Pour faire face à ces défis, des dispositions spéciales pourraient prévoir des règles claires ayant trait aux questions de compétence, et aux paramètres applicables à la procédure avant même que le juge du procès ne soit désigné, qui permettraient aux parties de régler toutes les questions ayant trait à la communication de la preuve, notamment celles de pertinence, du secret professionnel, et de suffisance des modalités de la communication de la preuve. S'il est prévu que les règles de procédure sont souples, les requêtes en communication de la preuve pourront être jugées rapidement, à condition que le mode d'instruction soit adapté à la requête en cause, et conforme à l'intérêt de la justice.
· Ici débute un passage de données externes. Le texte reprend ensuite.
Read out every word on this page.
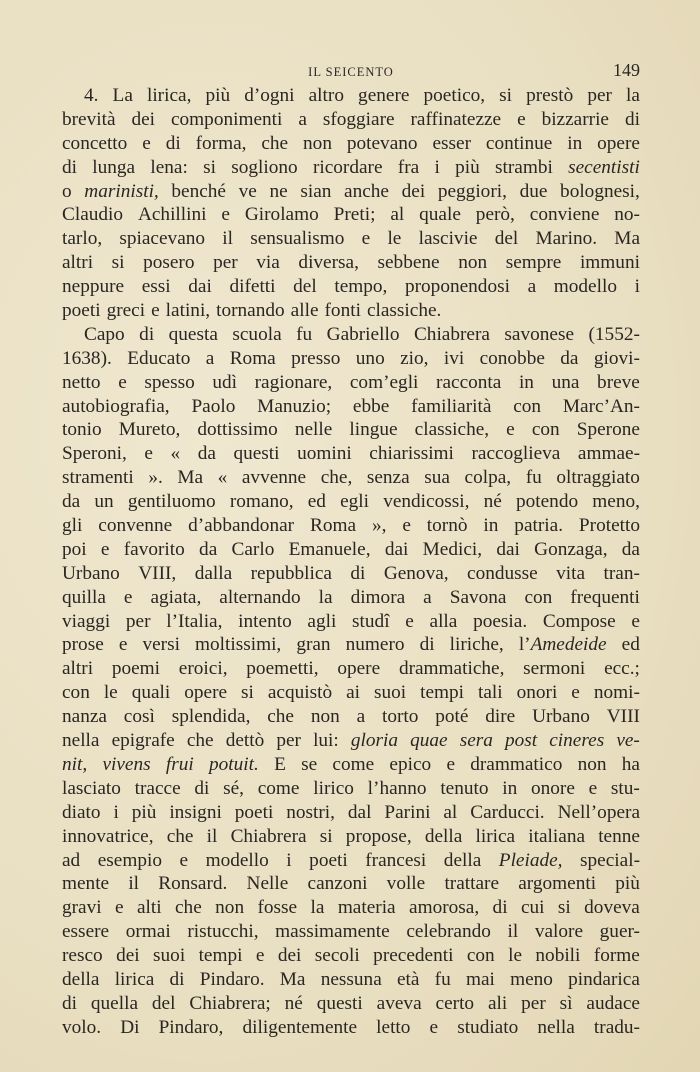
IL SEICENTO	149
4. La lirica, più d’ogni altro genere poetico, si prestò per la
brevità dei componimenti a sfoggiare raffinatezze e bizzarrie di
concetto e di forma, che non potevano esser continue in opere
di lunga lena: si sogliono ricordare fra i più strambi secentisti
o marinisti, benché ve ne sian anche dei peggiori, due bolognesi,
Claudio Achillini e Girolamo Preti; al quale però, conviene no-
tarlo, spiacevano il sensualismo e le lascivie del Marino. Ma
altri si posero per via diversa, sebbene non sempre immuni
neppure essi dai difetti del tempo, proponendosi a modello i
poeti greci e latini, tornando alle fonti classiche.
Capo di questa scuola fu Gabriello Chiabrera savonese (1552-
1638). Educato a Roma presso uno zio, ivi conobbe da giovi-
netto e spesso udì ragionare, com’egli racconta in una breve
autobiografia, Paolo Manuzio; ebbe familiarità con Marc’An-
tonio Mureto, dottissimo nelle lingue classiche, e con Sperone
Speroni, e « da questi uomini chiarissimi raccoglieva ammae-
stramenti ». Ma « avvenne che, senza sua colpa, fu oltraggiato
da un gentiluomo romano, ed egli vendicossi, né potendo meno,
gli convenne d’abbandonar Roma », e tornò in patria. Protetto
poi e favorito da Carlo Emanuele, dai Medici, dai Gonzaga, da
Urbano VIII, dalla repubblica di Genova, condusse vita tran-
quilla e agiata, alternando la dimora a Savona con frequenti
viaggi per l’Italia, intento agli studî e alla poesia. Compose e
prose e versi moltissimi, gran numero di liriche, l’Amedeide ed
altri poemi eroici, poemetti, opere drammatiche, sermoni ecc.;
con le quali opere si acquistò ai suoi tempi tali onori e nomi-
nanza così splendida, che non a torto poté dire Urbano VIII
nella epigrafe che dettò per lui: gloria quae sera post cineres ve-
nit, vivens frui potuit. E se come epico e drammatico non ha
lasciato tracce di sé, come lirico l’hanno tenuto in onore e stu-
diato i più insigni poeti nostri, dal Parini al Carducci. Nell’opera
innovatrice, che il Chiabrera si propose, della lirica italiana tenne
ad esempio e modello i poeti francesi della Pleiade, special-
mente il Ronsard. Nelle canzoni volle trattare argomenti più
gravi e alti che non fosse la materia amorosa, di cui si doveva
essere ormai ristucchi, massimamente celebrando il valore guer-
resco dei suoi tempi e dei secoli precedenti con le nobili forme
della lirica di Pindaro. Ma nessuna età fu mai meno pindarica
di quella del Chiabrera; né questi aveva certo ali per sì audace
volo. Di Pindaro, diligentemente letto e studiato nella tradu-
Si on veut que cette notion soit avantageuse, il faudra probablement que la décision sur la communication de la preuve jouisse, pour l'essentiel, de la même autorité que toute autre rendue par le juge du procès. Si ce n'est pas le cas, la procédure spéciale pourrait ne servir qu'à compliquer et à prolonger les différends, puisque les requêtes pourraient devoir être jugées à nouveau lors du procès. Les ordonnances de communication de la preuve prononcées de cette manière devront donc faire pleinement autorité, et le juge du procès ne devra avoir qu'un droit de révision limité.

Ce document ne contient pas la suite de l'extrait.